Analysts think the driving force behind both phenomena is a groundswell of public opinion against the establishment, which is seen as having exploited the underprivileged and left a trail of environmental devastation in its wake. ETF providers have seen an opportunity to sell products that might assuage those feelings of outrage. And regulators have introduced policies which have helped. The result has been a jump in the number of ESG ETFs and in assets under management, which have shot up from around $45bn two years ago to more than $260bn today.
But why are investors choosing ETFs rather than other kinds of funds or single stocks, even, to invest according to their ESG principles? And are they really doing as much good as they think they are? Some people say ETFs are the worst thing an investor could choose. If they want to have positive outcomes, that is. This is because the vast majority of ETFs are so-called passive products that follow an index of stocks or other securities.
That index is a bit like a really strict shopping list. Basically, when you fill your shopping basket, you always have to get everything on the list, and you can't leave anything out. And even if you sell ETF shares, you still have to have every item on the shopping list. And what this means is you can't just get rid of a company, because you suddenly find out that it sources all its goods in Xinjiang labour camps, for example.

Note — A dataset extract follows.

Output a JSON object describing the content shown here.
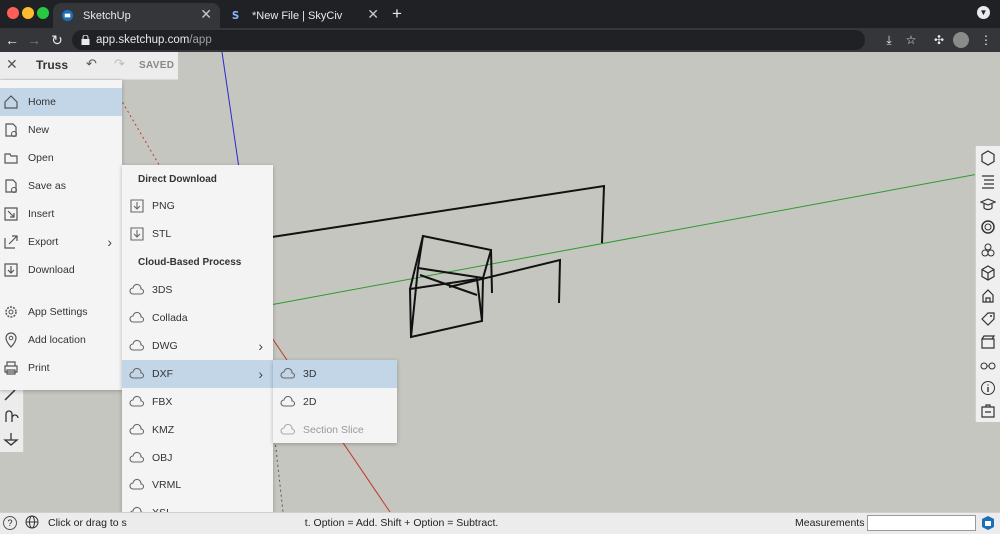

ETF providers say they engage or, in other words, talk to the companies that are in the indexes that they invest in and can persuade them to change their business practises if they are concerning. But this is nowhere near the power that an active fund manager has, because an active fund manager can simply disinvest or sell any company that it transpires is engaged in unsuitable business practises.
Despite their drawbacks, ESG ETFs are grabbing market share. BlackRock's largest ever ETF launch, which debuted with $1.25 billion US dollars earlier this year, aims to identify companies that would benefit from the transition to a low carbon world. Smaller but equally compelling for the investors that wish to find ways of doing good by investing are these so-called thematic ETFs that allow niche exposures to anything from clean energy, minority empowerment, or even veganism. ESG ETFs, in short, have been packaged to allow us to invest according to our principles.